I remember when we were in Paraguay years ago.
I was 15 and we hadn't been there in a long time. We were all so excited to see everyone. That first day, we got to Oma and Opa's and sat down to eat lunch. I mentioned that I loved the dulche de leche from Loma Plata (carmel spread) and it always tasted like my childhood. Opa jumped out of his seat, ran outside and jumped on his motorcycle. He was back in 5 minutes with a bucket of the stuff!
That was my opa.
He loved us so much, would jump through hoops for us!
He was proud of who we were becoming, thankful that we were getting an education in Canada and living for the Lord.

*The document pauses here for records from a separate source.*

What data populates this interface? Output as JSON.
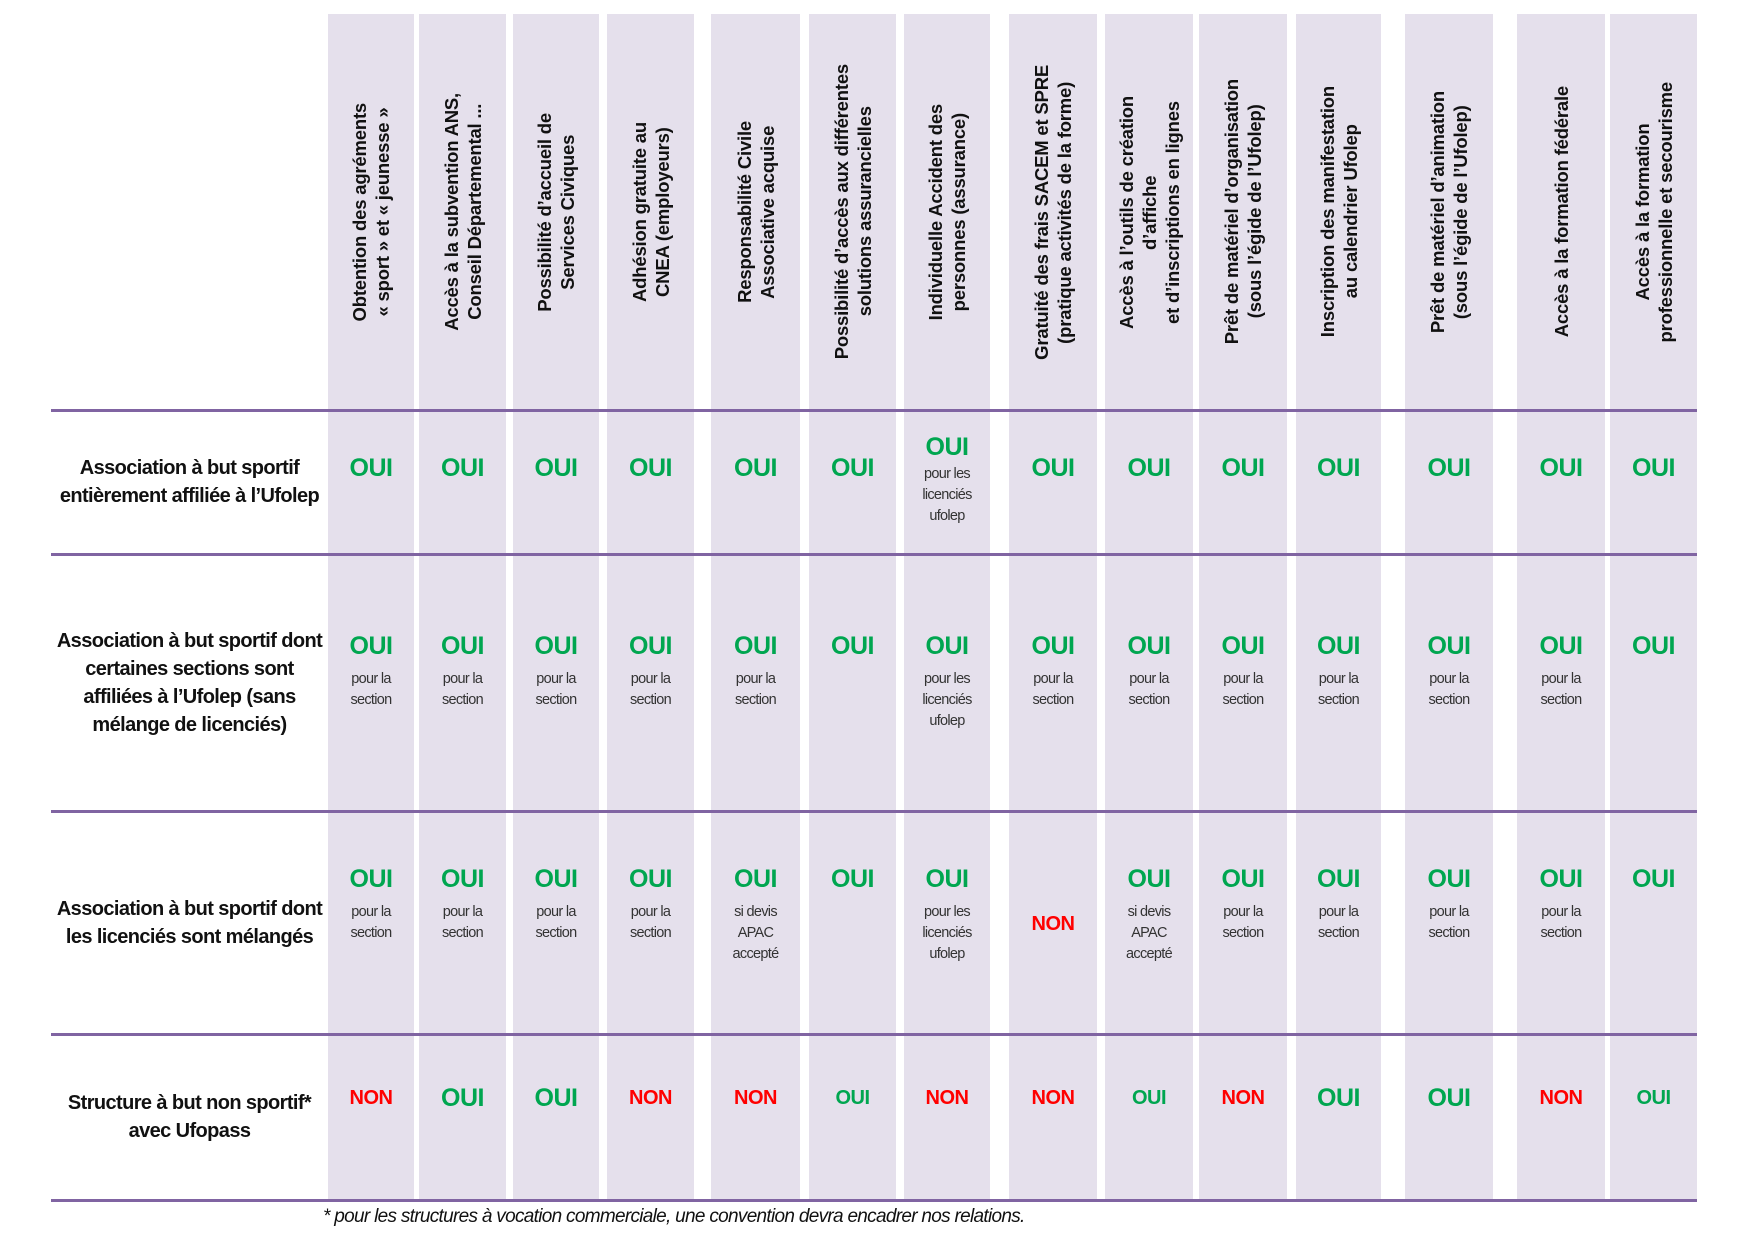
{
  "colors": {
    "column_bg": "#e5e0ec",
    "divider": "#8064a2",
    "yes": "#00a650",
    "no": "#ff0000"
  },
  "columns": [
    "Obtention des agréments\n« sport » et « jeunesse »",
    "Accès à la subvention ANS,\nConseil Départemental ...",
    "Possibilité d’accueil de\nServices Civiques",
    "Adhésion gratuite au\nCNEA (employeurs)",
    "Responsabilité Civile\nAssociative acquise",
    "Possibilité d’accès aux différentes\nsolutions assurancielles",
    "Individuelle Accident des\npersonnes (assurance)",
    "Gratuité des frais SACEM et SPRE\n(pratique activités de la forme)",
    "Accès à l’outils de création\nd’affiche\net d’inscriptions en lignes",
    "Prêt de matériel d’organisation\n(sous l’égide de l’Ufolep)",
    "Inscription des manifestation\nau calendrier Ufolep",
    "Prêt de matériel d’animation\n(sous l’égide de l’Ufolep)",
    "Accès à la formation fédérale",
    "Accès à la formation\nprofessionnelle et secourisme"
  ],
  "rows": [
    {
      "label": "Association à but sportif entièrement affiliée à l’Ufolep",
      "cells": [
        {
          "v": "OUI"
        },
        {
          "v": "OUI"
        },
        {
          "v": "OUI"
        },
        {
          "v": "OUI"
        },
        {
          "v": "OUI"
        },
        {
          "v": "OUI"
        },
        {
          "v": "OUI",
          "note": "pour les\nlicenciés\nufolep"
        },
        {
          "v": "OUI"
        },
        {
          "v": "OUI"
        },
        {
          "v": "OUI"
        },
        {
          "v": "OUI"
        },
        {
          "v": "OUI"
        },
        {
          "v": "OUI"
        },
        {
          "v": "OUI"
        }
      ]
    },
    {
      "label": "Association à but sportif dont certaines sections sont affiliées à l’Ufolep (sans mélange de licenciés)",
      "cells": [
        {
          "v": "OUI",
          "note": "pour la\nsection"
        },
        {
          "v": "OUI",
          "note": "pour la\nsection"
        },
        {
          "v": "OUI",
          "note": "pour la\nsection"
        },
        {
          "v": "OUI",
          "note": "pour la\nsection"
        },
        {
          "v": "OUI",
          "note": "pour la\nsection"
        },
        {
          "v": "OUI"
        },
        {
          "v": "OUI",
          "note": "pour les\nlicenciés\nufolep"
        },
        {
          "v": "OUI",
          "note": "pour la\nsection"
        },
        {
          "v": "OUI",
          "note": "pour la\nsection"
        },
        {
          "v": "OUI",
          "note": "pour la\nsection"
        },
        {
          "v": "OUI",
          "note": "pour la\nsection"
        },
        {
          "v": "OUI",
          "note": "pour la\nsection"
        },
        {
          "v": "OUI",
          "note": "pour la\nsection"
        },
        {
          "v": "OUI"
        }
      ]
    },
    {
      "label": "Association à but sportif dont les licenciés sont mélangés",
      "cells": [
        {
          "v": "OUI",
          "note": "pour la\nsection"
        },
        {
          "v": "OUI",
          "note": "pour la\nsection"
        },
        {
          "v": "OUI",
          "note": "pour la\nsection"
        },
        {
          "v": "OUI",
          "note": "pour la\nsection"
        },
        {
          "v": "OUI",
          "note": "si devis\nAPAC\naccepté"
        },
        {
          "v": "OUI"
        },
        {
          "v": "OUI",
          "note": "pour les\nlicenciés\nufolep"
        },
        {
          "v": "NON"
        },
        {
          "v": "OUI",
          "note": "si devis\nAPAC\naccepté"
        },
        {
          "v": "OUI",
          "note": "pour la\nsection"
        },
        {
          "v": "OUI",
          "note": "pour la\nsection"
        },
        {
          "v": "OUI",
          "note": "pour la\nsection"
        },
        {
          "v": "OUI",
          "note": "pour la\nsection"
        },
        {
          "v": "OUI"
        }
      ]
    },
    {
      "label": "Structure à but non sportif* avec Ufopass",
      "cells": [
        {
          "v": "NON"
        },
        {
          "v": "OUI"
        },
        {
          "v": "OUI"
        },
        {
          "v": "NON"
        },
        {
          "v": "NON"
        },
        {
          "v": "OUI",
          "small": true
        },
        {
          "v": "NON"
        },
        {
          "v": "NON"
        },
        {
          "v": "OUI",
          "small": true
        },
        {
          "v": "NON"
        },
        {
          "v": "OUI"
        },
        {
          "v": "OUI"
        },
        {
          "v": "NON"
        },
        {
          "v": "OUI",
          "small": true
        }
      ]
    }
  ],
  "footnote": "* pour les structures à vocation commerciale, une convention devra encadrer nos relations."
}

When Andrew and I, along with my parents, went to Paraguay together in 2010, I will never forget how Opa greeted me. By this time, alzheimers was settling in, making him forget words, names and people, making a jumble of his memory. When we got to his house, he came up to me and, ever so gently, put both of his wrinkled hands up to my cheeks and held my face.

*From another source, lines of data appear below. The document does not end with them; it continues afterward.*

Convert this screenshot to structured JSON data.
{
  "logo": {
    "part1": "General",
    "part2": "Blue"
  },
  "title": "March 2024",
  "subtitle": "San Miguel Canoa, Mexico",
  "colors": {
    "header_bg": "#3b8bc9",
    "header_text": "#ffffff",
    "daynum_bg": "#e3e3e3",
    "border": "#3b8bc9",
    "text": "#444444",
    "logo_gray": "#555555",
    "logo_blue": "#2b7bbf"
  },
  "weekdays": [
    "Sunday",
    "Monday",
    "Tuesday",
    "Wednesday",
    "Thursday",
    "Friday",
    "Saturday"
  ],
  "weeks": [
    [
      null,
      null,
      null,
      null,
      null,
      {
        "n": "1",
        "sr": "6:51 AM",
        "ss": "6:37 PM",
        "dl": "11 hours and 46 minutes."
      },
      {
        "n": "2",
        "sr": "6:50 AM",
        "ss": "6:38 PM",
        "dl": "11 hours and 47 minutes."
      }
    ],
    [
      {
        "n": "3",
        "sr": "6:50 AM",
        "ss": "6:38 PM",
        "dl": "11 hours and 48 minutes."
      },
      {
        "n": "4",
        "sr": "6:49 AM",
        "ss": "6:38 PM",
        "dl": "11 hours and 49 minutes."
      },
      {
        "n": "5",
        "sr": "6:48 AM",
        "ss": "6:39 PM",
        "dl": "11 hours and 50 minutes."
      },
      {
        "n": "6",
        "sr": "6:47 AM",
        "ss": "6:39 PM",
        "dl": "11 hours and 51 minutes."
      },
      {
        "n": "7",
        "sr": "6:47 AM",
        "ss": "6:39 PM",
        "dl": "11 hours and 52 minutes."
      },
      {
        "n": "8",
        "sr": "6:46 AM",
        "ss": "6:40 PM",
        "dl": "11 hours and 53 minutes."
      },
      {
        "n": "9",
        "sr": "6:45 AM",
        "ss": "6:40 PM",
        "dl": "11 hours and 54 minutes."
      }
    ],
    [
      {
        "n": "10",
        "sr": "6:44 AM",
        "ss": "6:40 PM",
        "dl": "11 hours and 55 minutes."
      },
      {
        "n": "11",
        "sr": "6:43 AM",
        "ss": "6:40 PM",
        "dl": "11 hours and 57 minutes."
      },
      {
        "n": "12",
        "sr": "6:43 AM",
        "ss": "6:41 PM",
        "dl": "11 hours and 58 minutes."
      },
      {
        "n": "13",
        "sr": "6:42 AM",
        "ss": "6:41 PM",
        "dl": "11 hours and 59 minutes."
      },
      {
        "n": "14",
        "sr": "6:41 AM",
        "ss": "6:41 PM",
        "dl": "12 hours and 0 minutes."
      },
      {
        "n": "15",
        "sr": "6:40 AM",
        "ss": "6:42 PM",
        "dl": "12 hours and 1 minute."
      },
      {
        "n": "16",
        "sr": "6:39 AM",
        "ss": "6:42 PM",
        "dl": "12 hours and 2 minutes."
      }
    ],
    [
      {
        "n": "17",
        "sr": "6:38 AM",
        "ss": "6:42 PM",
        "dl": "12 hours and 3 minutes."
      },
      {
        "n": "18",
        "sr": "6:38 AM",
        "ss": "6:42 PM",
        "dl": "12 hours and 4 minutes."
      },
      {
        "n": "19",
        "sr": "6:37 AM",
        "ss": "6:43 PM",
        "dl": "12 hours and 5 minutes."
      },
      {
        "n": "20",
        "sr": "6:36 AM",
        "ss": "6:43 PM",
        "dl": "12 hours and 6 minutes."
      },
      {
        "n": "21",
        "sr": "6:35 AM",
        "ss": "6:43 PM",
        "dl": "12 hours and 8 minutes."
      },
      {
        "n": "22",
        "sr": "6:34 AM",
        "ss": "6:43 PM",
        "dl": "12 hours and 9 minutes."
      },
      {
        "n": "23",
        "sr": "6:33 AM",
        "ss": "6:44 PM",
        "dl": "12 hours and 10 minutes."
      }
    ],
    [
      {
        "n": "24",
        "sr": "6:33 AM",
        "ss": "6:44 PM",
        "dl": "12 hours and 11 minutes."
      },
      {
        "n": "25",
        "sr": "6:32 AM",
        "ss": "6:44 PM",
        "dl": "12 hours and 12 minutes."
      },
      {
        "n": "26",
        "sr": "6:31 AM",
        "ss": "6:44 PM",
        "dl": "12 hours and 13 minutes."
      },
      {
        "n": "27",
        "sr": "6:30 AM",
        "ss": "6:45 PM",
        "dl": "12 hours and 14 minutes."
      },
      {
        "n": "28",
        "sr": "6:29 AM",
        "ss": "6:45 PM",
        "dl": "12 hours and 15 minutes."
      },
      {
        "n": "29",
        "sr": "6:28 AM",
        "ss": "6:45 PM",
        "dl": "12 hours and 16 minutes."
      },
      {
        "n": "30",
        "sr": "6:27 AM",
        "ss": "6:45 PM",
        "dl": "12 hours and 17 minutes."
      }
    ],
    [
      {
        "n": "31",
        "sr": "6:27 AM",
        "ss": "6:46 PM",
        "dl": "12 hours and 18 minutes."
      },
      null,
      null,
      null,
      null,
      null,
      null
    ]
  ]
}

"Ohhh", he said "Its you! You look just like I remember. I know you." He said it so sweetly. Although he couldnt remember my name by then, he knew in his heart who I was. He knew I was special to him and that he loved me. It almost broke my heart with sweetness.
That was my Opa.
Tough, leathery hands, scarred with years of hard labour. "Four and a half fingers" he would always say, since he lost half of one finger years ago.

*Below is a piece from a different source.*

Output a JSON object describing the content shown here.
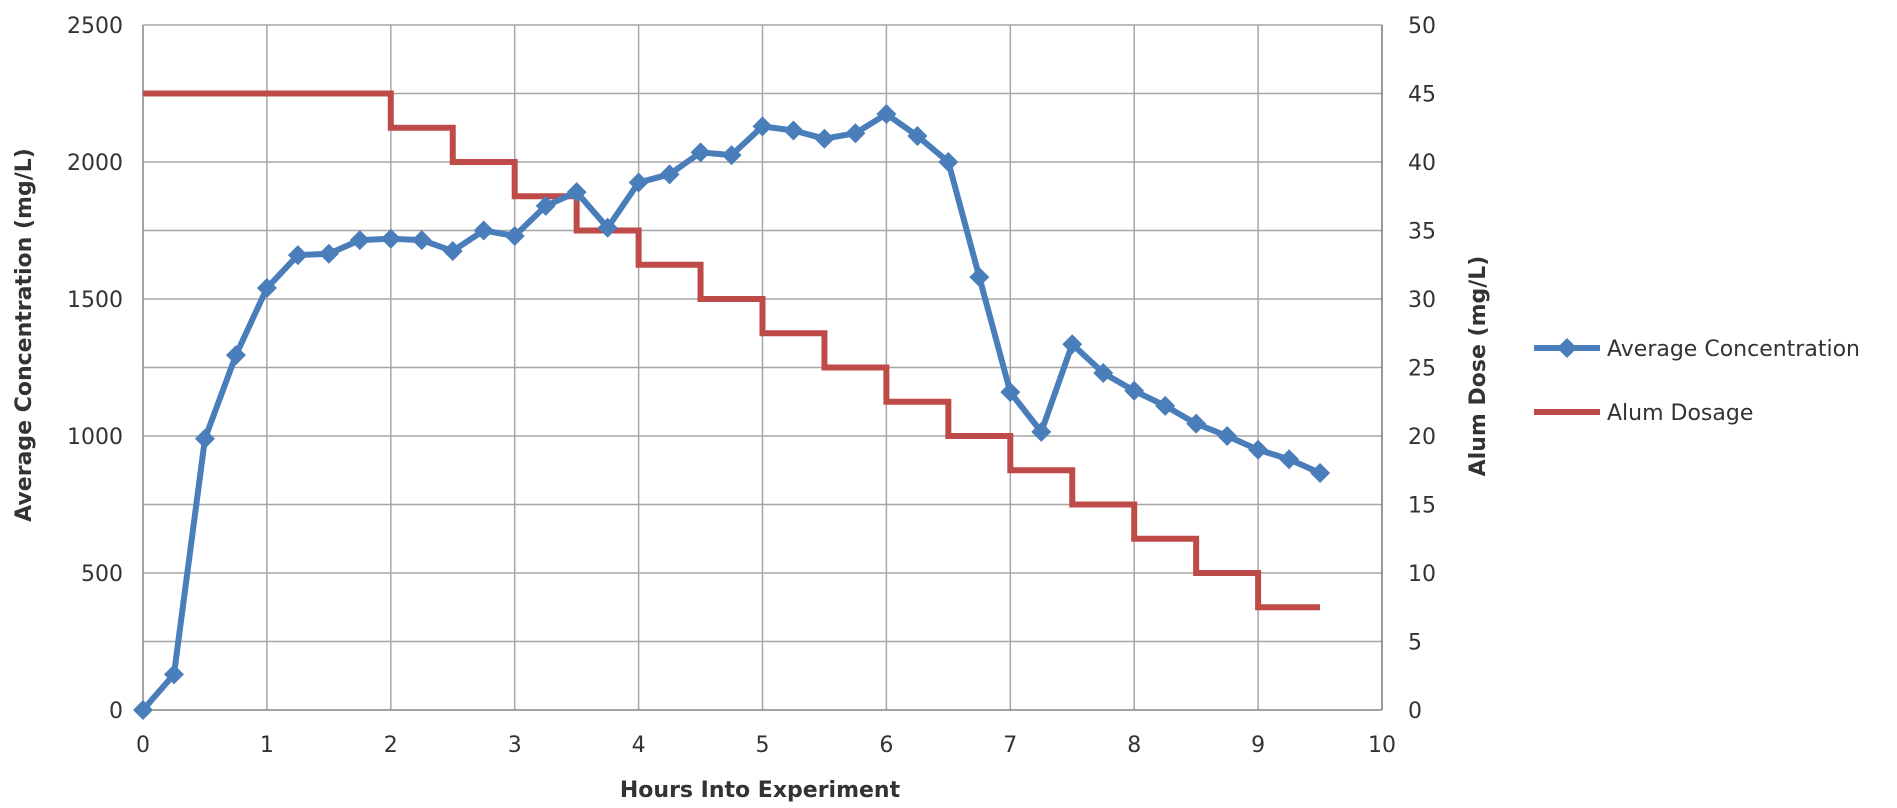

A gravelly voice and laugh, from years of smoking. He started smoking when he was a young boy and continued for about 50 years. Until one day, he decided to stop. And he did, just like that. Cold turkey. "I will not smoke anymore." And he didn't touch a cigarette for the rest of his life.
That was my Opa.
Stubborn and tough, set in his ways and oh so sweet.
I remember when my young cousin wanted to join us while we were up in a tree. She was too small to climb up alone and we weren't helping her! Up hopped Opa, hung upside-down, by his legs, from a branch, and lifted her up! I remember thinking (and possibly saying aloud!) "Opa, you're supposed to be old!" To which he would have laughed.
That was my Opa.
Always playing tricks on us, telling us stories that fascinated us.
Oh the stories he told!
Some so wild, you wouldn't have believed them. Unless you knew Opa. If you knew Opa (or about Paraguay!) then you would know that they are true.
The time he killed a cougar with a stick, then sent me a tooth. The snakes and animals he had encountered over the years. The hard life, the hard work, the joy of family, how much he adored his children and grandchildren.
And when he looked at Oma. Well, that was a story in itself.
It would be their 53rd anniversary this year.
A lot of things happen in 53 years. I believe Oma and Opa grew in their love for each other and for God. They had hard times and
good times. Through it all, they were together.
The last time in Paraguay, in 2010, Andrew and I were engaged, just a few months away from becoming man and wife.
Oma and Opa sat us down to have a chat. While they talked, I translated for Andrew. They wanted us to know that they fully supported our union. They would pray for us, and cheer us on. "But," they told me, "you must never, not for one second, think about getting a divorce." They told us, on no uncertain terms, marriage is for life. They stressed the importance of commitment in marriage. I love them for that. They were not afraid to say the truth.
Opa, I will miss you.
Many times, I wished we could live closer to each other. But distance certainly didn't make me feel separate from you. I adored you when I was young, I admired you when I got older and I will always, always cherish you. I will tell your great-grandchildren about you and your crazy adventures.
You left us this morning, but you are not gone. Not really.